Les numéros musicaux sont inégaux. “Popular” et “Defying Gravity” sont des moments forts pour leurs voix et leur mise en scène qui embrasse la forme cinématographique, utilisant des gros plans malicieux, des coupures ludiques ou des acrobaties vertigineuses selon les besoins. Mais d’autres semblent étrangement hors de propos, comme “The Wizard and I” tourné dans un cadre CG qui semble douloureusement vide et faux, sapant l’optimisme de la chanson. Dans l’ensemble, Wicked est un voyage trop long, ralenti par les choix plus déroutants de Chu. En y réfléchissant, un film qui aurait pu être défini par son sens de l’espoir, suivant une puissante et accomplie femme de couleur alors qu’elle défie un escroc tyrannique, semble plutôt terni par un désillusionnement gris, signalant les révélations climatiques du film. Il est donc difficile de regarder Wicked se dérouler et de ne pas souhaiter quelque chose de plus dynamique qui nous donne un espace sûr pour rêver d’un avenir meilleur.

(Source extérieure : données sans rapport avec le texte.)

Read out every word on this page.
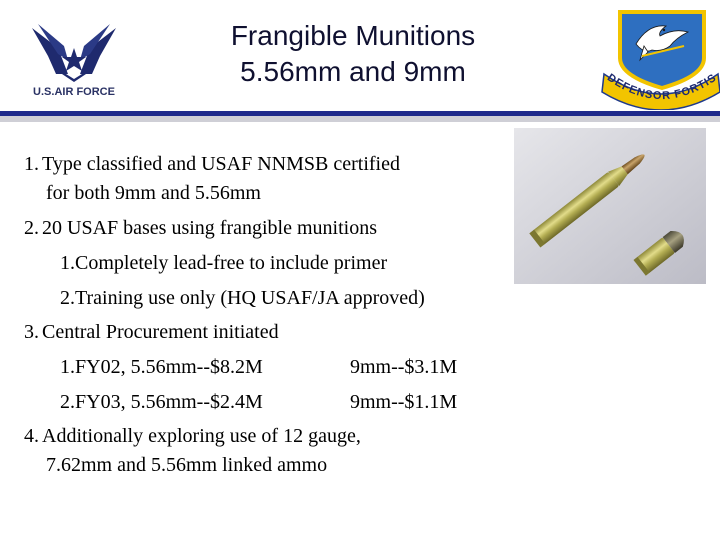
U.S.AIR FORCE
Frangible Munitions
5.56mm and 9mm	DEFENSOR FORTIS
1. Type classified and USAF NNMSB certified
for both 9mm and 5.56mm
2. 20 USAF bases using frangible munitions
1.Completely lead-free to include primer
2.Training use only (HQ USAF/JA approved)
3. Central Procurement initiated
1.FY02, 5.56mm--$8.2M	9mm--$3.1M
2.FY03, 5.56mm--$2.4M	9mm--$1.1M
4. Additionally exploring use of 12 gauge,
7.62mm and 5.56mm linked ammo
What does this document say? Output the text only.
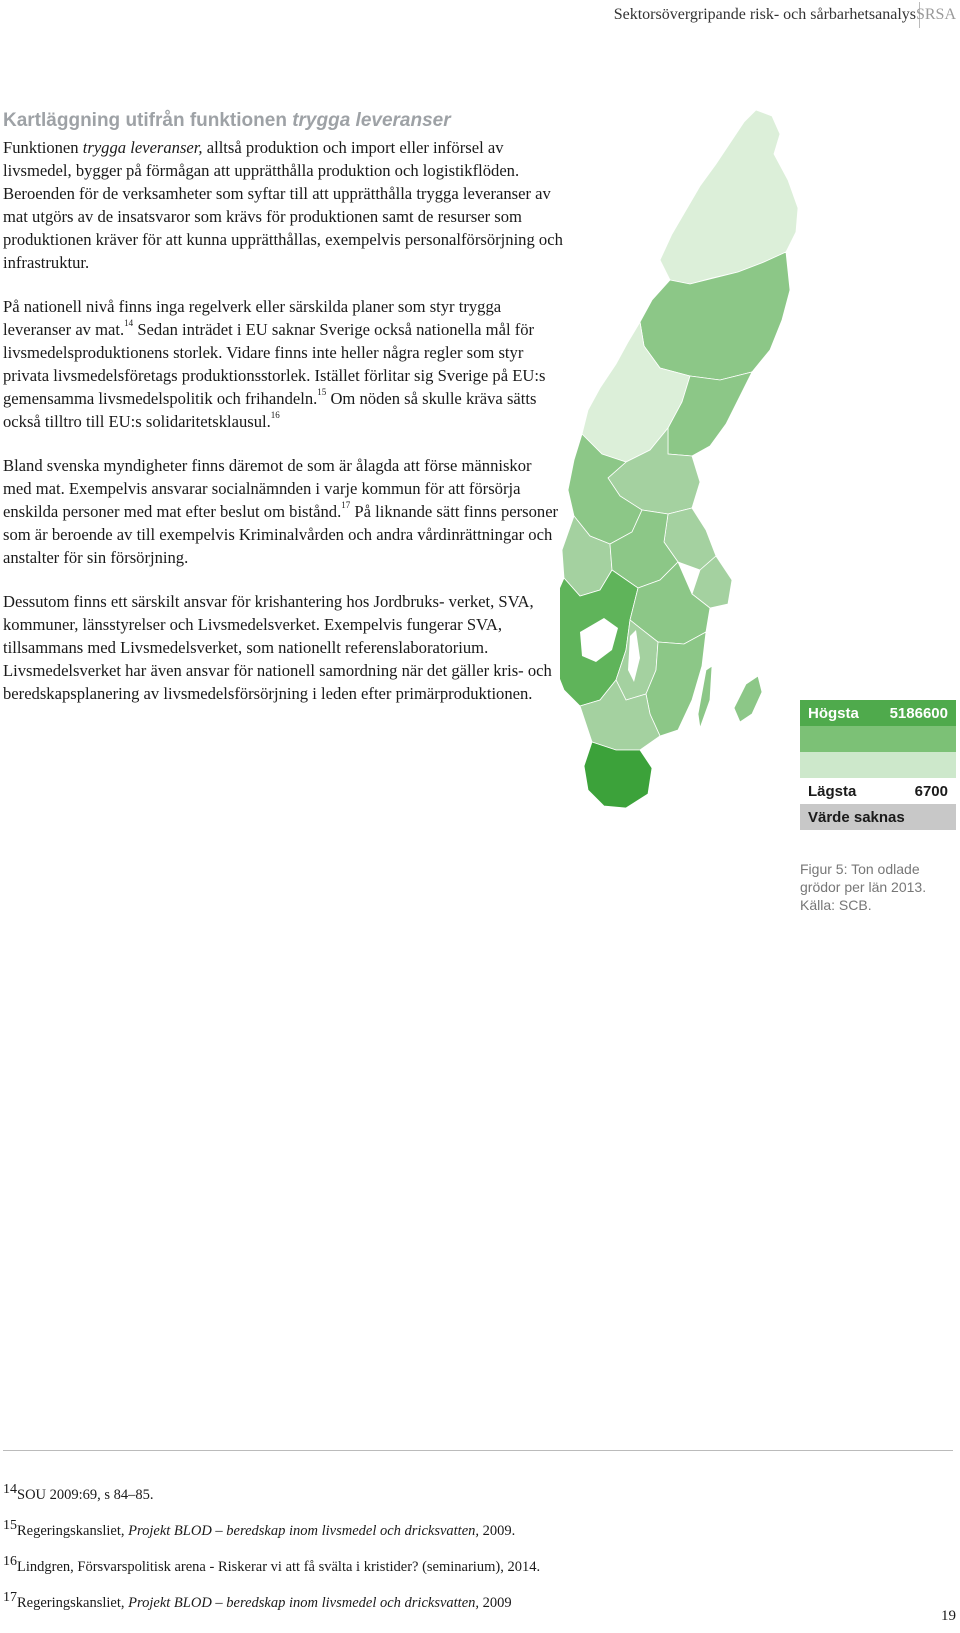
Sektorsövergripande risk- och sårbarhetsanalys SRSA
Kartläggning utifrån funktionen trygga leveranser

Funktionen trygga leveranser, alltså produktion och import eller införsel av livsmedel, bygger på förmågan att upprätthålla produktion och logistikflöden. Beroenden för de verksamheter som syftar till att upprätthålla trygga leveranser av mat utgörs av de insatsvaror som krävs för produktionen samt de resurser som produktionen kräver för att kunna upprätthållas, exempelvis personalförsörjning och infrastruktur.

På nationell nivå finns inga regelverk eller särskilda planer som styr trygga leveranser av mat.$^{14}$ Sedan inträdet i EU saknar Sverige också nationella mål för livsmedelsproduktionens storlek. Vidare finns inte heller några regler som styr privata livsmedelsföretags produktionsstorlek. Istället förlitar sig Sverige på EU:s gemensamma livsmedelspolitik och frihandeln.$^{15}$ Om nöden så skulle kräva sätts också tilltro till EU:s solidaritetsklausul.$^{16}$

Bland svenska myndigheter finns däremot de som är ålagda att förse människor med mat. Exempelvis ansvarar socialnämnden i varje kommun för att försörja enskilda personer med mat efter beslut om bistånd.$^{17}$ På liknande sätt finns personer som är beroende av till exempelvis Kriminalvården och andra vårdinrättningar och anstalter för sin försörjning.

Dessutom finns ett särskilt ansvar för krishantering hos Jordbruks- verket, SVA, kommuner, länsstyrelser och Livsmedelsverket. Exempelvis fungerar SVA, tillsammans med Livsmedelsverket, som nationellt referenslaboratorium. Livsmedelsverket har även ansvar för nationell samordning när det gäller kris- och beredskapsplanering av livsmedelsförsörjning i leden efter primärproduktionen.

Högsta 5186600
Lägsta	6700
Värde saknas
Figur 5: Ton odlade grödor per län 2013. Källa: SCB.
14SOU 2009:69, s 84–85.
15Regeringskansliet, Projekt BLOD – beredskap inom livsmedel och dricksvatten, 2009.
16Lindgren, Försvarspolitisk arena - Riskerar vi att få svälta i kristider? (seminarium), 2014.
17Regeringskansliet, Projekt BLOD – beredskap inom livsmedel och dricksvatten, 2009
19
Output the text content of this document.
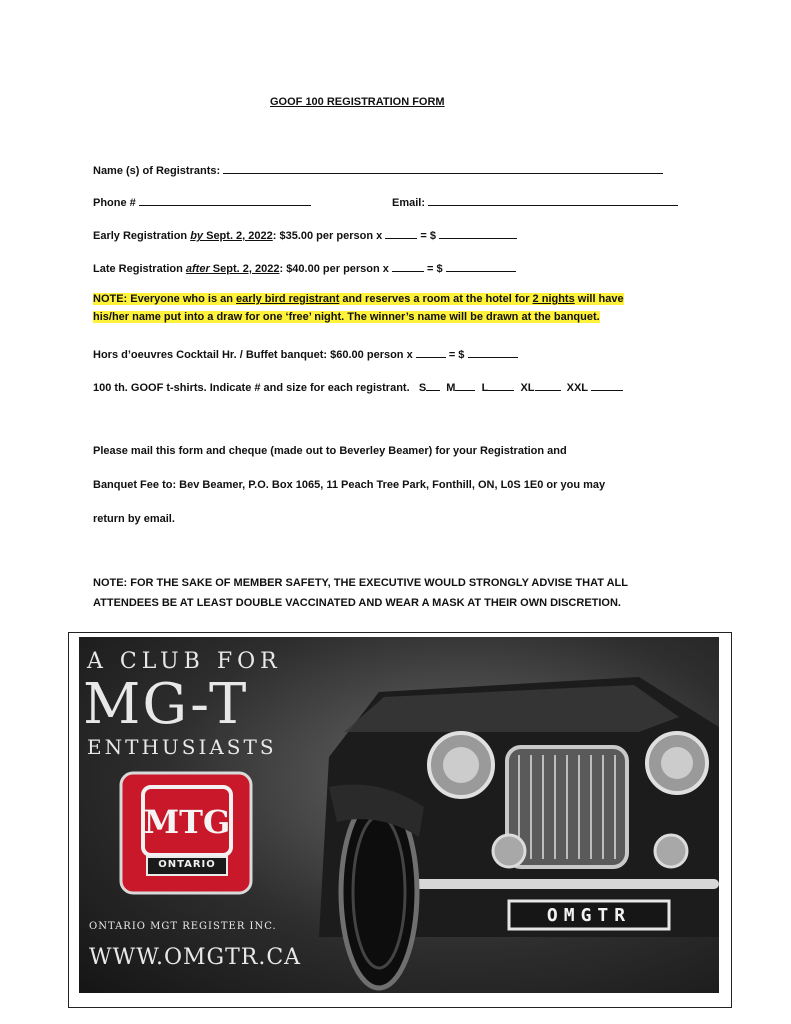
GOOF 100 REGISTRATION FORM
Name (s) of Registrants:
Phone #	Email:
Early Registration by Sept. 2, 2022: $35.00 per person x	= $
Late Registration after Sept. 2, 2022: $40.00 per person x	= $
NOTE: Everyone who is an early bird registrant and reserves a room at the hotel for 2 nights will have
his/her name put into a draw for one ‘free’ night. The winner’s name will be drawn at the banquet.
Hors d’oeuvres Cocktail Hr. / Buffet banquet: $60.00 person x	= $
100 th. GOOF t-shirts. Indicate # and size for each registrant. S M L	XL	XXL
Please mail this form and cheque (made out to Beverley Beamer) for your Registration and
Banquet Fee to: Bev Beamer, P.O. Box 1065, 11 Peach Tree Park, Fonthill, ON, L0S 1E0 or you may
return by email.
NOTE: FOR THE SAKE OF MEMBER SAFETY, THE EXECUTIVE WOULD STRONGLY ADVISE THAT ALL
ATTENDEES BE AT LEAST DOUBLE VACCINATED AND WEAR A MASK AT THEIR OWN DISCRETION.
A CLUB FOR
MG-T
ENTHUSIASTS
MTG
ONTARIO
ONTARIO MGT REGISTER INC.
WWW.OMGTR.CA
OMGTR
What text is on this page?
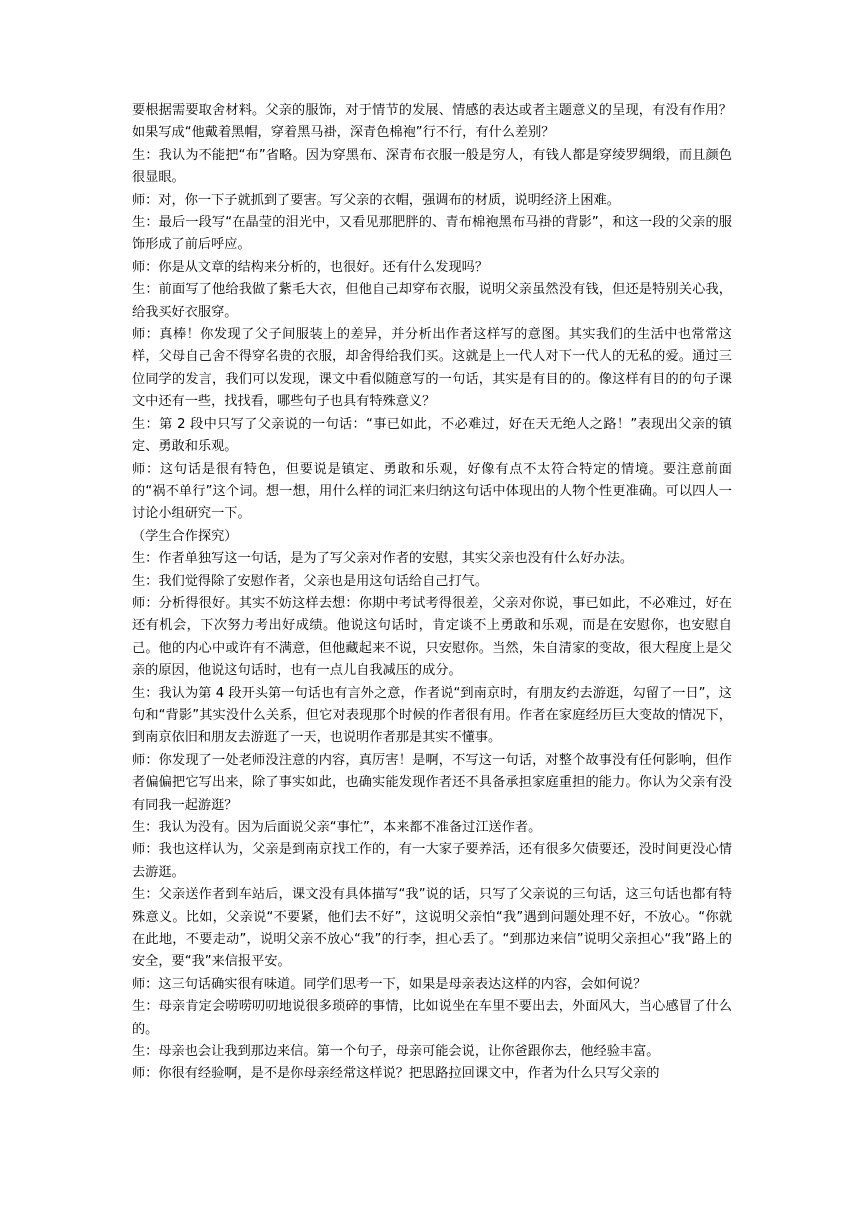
要根据需要取舍材料。父亲的服饰，对于情节的发展、情感的表达或者主题意义的呈现，有没有作用？如果写成“他戴着黑帽，穿着黑马褂，深青色棉袍”行不行，有什么差别？

生：我认为不能把“布”省略。因为穿黑布、深青布衣服一般是穷人，有钱人都是穿绫罗绸缎，而且颜色很显眼。

师：对，你一下子就抓到了要害。写父亲的衣帽，强调布的材质，说明经济上困难。

生：最后一段写“在晶莹的泪光中，又看见那肥胖的、青布棉袍黑布马褂的背影”，和这一段的父亲的服饰形成了前后呼应。

师：你是从文章的结构来分析的，也很好。还有什么发现吗？

生：前面写了他给我做了紫毛大衣，但他自己却穿布衣服，说明父亲虽然没有钱，但还是特别关心我，给我买好衣服穿。

师：真棒！你发现了父子间服装上的差异，并分析出作者这样写的意图。其实我们的生活中也常常这样，父母自己舍不得穿名贵的衣服，却舍得给我们买。这就是上一代人对下一代人的无私的爱。通过三位同学的发言，我们可以发现，课文中看似随意写的一句话，其实是有目的的。像这样有目的的句子课文中还有一些，找找看，哪些句子也具有特殊意义？

生：第 2 段中只写了父亲说的一句话：“事已如此，不必难过，好在天无绝人之路！”表现出父亲的镇定、勇敢和乐观。

师：这句话是很有特色，但要说是镇定、勇敢和乐观，好像有点不太符合特定的情境。要注意前面的“祸不单行”这个词。想一想，用什么样的词汇来归纳这句话中体现出的人物个性更准确。可以四人一讨论小组研究一下。

（学生合作探究）

生：作者单独写这一句话，是为了写父亲对作者的安慰，其实父亲也没有什么好办法。

生：我们觉得除了安慰作者，父亲也是用这句话给自己打气。

师：分析得很好。其实不妨这样去想：你期中考试考得很差，父亲对你说，事已如此，不必难过，好在还有机会，下次努力考出好成绩。他说这句话时，肯定谈不上勇敢和乐观，而是在安慰你，也安慰自己。他的内心中或许有不满意，但他藏起来不说，只安慰你。当然，朱自清家的变故，很大程度上是父亲的原因，他说这句话时，也有一点儿自我减压的成分。

生：我认为第 4 段开头第一句话也有言外之意，作者说“到南京时，有朋友约去游逛，勾留了一日”，这句和“背影”其实没什么关系，但它对表现那个时候的作者很有用。作者在家庭经历巨大变故的情况下，到南京依旧和朋友去游逛了一天，也说明作者那是其实不懂事。

师：你发现了一处老师没注意的内容，真厉害！是啊，不写这一句话，对整个故事没有任何影响，但作者偏偏把它写出来，除了事实如此，也确实能发现作者还不具备承担家庭重担的能力。你认为父亲有没有同我一起游逛？

生：我认为没有。因为后面说父亲“事忙”，本来都不准备过江送作者。

师：我也这样认为，父亲是到南京找工作的，有一大家子要养活，还有很多欠债要还，没时间更没心情去游逛。

生：父亲送作者到车站后，课文没有具体描写“我”说的话，只写了父亲说的三句话，这三句话也都有特殊意义。比如，父亲说“不要紧，他们去不好”，这说明父亲怕“我”遇到问题处理不好，不放心。“你就在此地，不要走动”，说明父亲不放心“我”的行李，担心丢了。“到那边来信”说明父亲担心“我”路上的安全，要“我”来信报平安。

师：这三句话确实很有味道。同学们思考一下，如果是母亲表达这样的内容，会如何说？

生：母亲肯定会唠唠叨叨地说很多琐碎的事情，比如说坐在车里不要出去，外面风大，当心感冒了什么的。

生：母亲也会让我到那边来信。第一个句子，母亲可能会说，让你爸跟你去，他经验丰富。

师：你很有经验啊，是不是你母亲经常这样说？把思路拉回课文中，作者为什么只写父亲的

Cependant, même les plus bas ne peuvent pas rendre les moments les plus élevés du film moins éblouissants. Indulgent et ingérable comme il l’est, Wicked est une aventure, parfois d’une drôlerie sauvage, élévatrice de cœur, et finalement inspirante en dépit de lui-même.
Wicked sort dans les salles le 22 novembre.